Непосредственное начальство и часть высшего, с кем он был лично знаком, знаком же он был почти со всеми и всем им нравился, решили дело по возможности замять и сошлись на лишении боевых наград "за недостойное советского офицера поведение", как было объявлено в приказе.
В саквояже были парижские духи для жены, полевой бинокль для сына, остальное – полдюжины рейнского вина в бутылках формы виноградной грозди. Плюс серебряное портмоне, полное колечек, брошек, ниток жемчуга, сережек – сверкающих камнями и камушками.

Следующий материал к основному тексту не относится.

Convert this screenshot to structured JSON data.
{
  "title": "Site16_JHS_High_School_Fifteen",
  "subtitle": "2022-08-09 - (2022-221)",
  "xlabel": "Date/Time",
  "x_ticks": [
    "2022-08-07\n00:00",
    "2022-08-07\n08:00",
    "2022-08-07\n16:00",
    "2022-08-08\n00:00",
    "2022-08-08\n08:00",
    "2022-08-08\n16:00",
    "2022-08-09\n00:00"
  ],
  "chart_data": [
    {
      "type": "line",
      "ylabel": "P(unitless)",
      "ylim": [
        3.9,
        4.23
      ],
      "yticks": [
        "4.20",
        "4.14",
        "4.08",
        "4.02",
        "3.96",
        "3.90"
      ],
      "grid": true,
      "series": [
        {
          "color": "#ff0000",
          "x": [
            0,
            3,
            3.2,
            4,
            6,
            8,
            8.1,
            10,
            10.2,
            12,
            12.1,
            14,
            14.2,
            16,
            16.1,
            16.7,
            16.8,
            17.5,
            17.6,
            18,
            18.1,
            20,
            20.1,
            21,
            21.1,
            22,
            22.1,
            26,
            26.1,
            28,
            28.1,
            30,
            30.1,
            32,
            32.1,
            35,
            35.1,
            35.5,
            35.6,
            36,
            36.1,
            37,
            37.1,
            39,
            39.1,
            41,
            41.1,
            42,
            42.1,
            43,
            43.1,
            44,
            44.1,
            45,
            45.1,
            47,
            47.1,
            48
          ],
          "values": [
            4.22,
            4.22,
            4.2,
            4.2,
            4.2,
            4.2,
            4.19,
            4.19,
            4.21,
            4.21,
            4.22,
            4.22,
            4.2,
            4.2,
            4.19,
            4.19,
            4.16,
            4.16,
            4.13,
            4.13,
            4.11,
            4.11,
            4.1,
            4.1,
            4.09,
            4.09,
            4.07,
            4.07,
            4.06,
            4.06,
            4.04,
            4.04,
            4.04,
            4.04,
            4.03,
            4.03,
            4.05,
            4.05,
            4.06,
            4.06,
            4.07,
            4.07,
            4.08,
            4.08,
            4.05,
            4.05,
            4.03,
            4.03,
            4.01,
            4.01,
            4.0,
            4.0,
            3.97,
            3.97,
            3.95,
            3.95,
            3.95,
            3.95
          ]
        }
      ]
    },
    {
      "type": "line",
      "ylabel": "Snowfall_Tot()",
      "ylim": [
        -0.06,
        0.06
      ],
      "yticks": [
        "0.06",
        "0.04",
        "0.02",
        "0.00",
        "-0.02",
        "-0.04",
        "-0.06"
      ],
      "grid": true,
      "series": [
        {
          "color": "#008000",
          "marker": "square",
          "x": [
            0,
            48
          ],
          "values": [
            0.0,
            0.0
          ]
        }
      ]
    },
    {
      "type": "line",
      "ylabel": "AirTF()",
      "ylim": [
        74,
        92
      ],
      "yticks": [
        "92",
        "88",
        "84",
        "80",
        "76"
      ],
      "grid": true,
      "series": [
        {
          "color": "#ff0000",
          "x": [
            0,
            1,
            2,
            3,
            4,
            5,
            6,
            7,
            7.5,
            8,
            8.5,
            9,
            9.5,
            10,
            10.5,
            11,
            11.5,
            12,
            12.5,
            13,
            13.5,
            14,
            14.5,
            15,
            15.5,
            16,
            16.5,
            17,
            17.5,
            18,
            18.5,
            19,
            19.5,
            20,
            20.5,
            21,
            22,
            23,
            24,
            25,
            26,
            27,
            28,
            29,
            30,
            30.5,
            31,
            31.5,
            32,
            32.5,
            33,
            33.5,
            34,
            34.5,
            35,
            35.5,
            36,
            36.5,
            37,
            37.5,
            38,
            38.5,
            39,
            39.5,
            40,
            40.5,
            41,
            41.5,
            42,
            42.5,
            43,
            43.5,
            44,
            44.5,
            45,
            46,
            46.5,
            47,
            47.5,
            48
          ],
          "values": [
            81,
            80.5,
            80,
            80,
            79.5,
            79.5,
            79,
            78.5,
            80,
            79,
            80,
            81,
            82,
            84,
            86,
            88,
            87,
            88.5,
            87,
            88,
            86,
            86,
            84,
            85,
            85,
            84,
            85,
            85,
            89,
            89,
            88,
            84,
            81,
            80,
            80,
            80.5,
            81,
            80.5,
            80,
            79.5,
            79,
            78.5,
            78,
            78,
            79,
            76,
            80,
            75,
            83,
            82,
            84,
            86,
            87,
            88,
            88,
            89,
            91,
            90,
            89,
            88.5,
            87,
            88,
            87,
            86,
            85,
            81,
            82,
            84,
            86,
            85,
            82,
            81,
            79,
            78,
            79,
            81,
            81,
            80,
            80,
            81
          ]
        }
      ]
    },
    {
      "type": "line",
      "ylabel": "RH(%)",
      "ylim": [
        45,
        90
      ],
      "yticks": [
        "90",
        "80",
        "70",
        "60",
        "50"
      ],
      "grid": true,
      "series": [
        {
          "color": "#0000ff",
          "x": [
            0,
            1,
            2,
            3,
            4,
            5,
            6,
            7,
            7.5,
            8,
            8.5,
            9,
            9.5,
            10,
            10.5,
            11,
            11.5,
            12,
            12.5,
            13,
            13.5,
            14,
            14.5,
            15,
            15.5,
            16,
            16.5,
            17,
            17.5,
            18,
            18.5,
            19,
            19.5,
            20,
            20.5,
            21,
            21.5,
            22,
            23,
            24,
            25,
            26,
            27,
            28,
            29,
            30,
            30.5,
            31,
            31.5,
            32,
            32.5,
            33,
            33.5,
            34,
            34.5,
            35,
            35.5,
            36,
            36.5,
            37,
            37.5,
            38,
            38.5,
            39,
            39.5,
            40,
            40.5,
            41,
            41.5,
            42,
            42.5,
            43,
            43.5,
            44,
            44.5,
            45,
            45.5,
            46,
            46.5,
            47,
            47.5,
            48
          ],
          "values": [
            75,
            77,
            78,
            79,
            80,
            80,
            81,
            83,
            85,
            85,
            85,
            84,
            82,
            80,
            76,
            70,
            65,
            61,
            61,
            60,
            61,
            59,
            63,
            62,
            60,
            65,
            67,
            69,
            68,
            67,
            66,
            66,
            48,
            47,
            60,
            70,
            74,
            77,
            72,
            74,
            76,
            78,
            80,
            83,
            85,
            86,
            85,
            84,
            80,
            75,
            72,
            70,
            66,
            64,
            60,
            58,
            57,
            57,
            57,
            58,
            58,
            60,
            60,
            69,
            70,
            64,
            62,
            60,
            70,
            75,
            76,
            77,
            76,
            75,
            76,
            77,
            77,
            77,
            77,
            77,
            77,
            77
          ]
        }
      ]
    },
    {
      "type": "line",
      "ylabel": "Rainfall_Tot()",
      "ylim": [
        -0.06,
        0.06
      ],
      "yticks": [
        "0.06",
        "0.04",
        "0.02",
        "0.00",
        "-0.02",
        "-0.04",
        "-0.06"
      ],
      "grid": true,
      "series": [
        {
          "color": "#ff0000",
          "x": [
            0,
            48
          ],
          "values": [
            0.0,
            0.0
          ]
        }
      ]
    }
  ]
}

"Приданое Амалии", как он объяснил, хотя и надел тут же что-то на пальцы и шею жены. Амалии он снял комнату, которую довольно быстро перевел на ее лицевой счет, а потом поменял на отдельную квартирку. Иногда он просил меня отнести ей записку, пакет, коробку шоколада, цветы, я воспринимал ее как существо из иных сфер и ослепительное, в прямом смысле этих слов, так что старался на нее не смотреть. Жена, всегда со мной приветливая и ласковая, говорила мне, трогательно, но всерьез жалуясь нежным голоском: "Не знаю, о чем он думает, мы не можем позволить себе содержать любовницу".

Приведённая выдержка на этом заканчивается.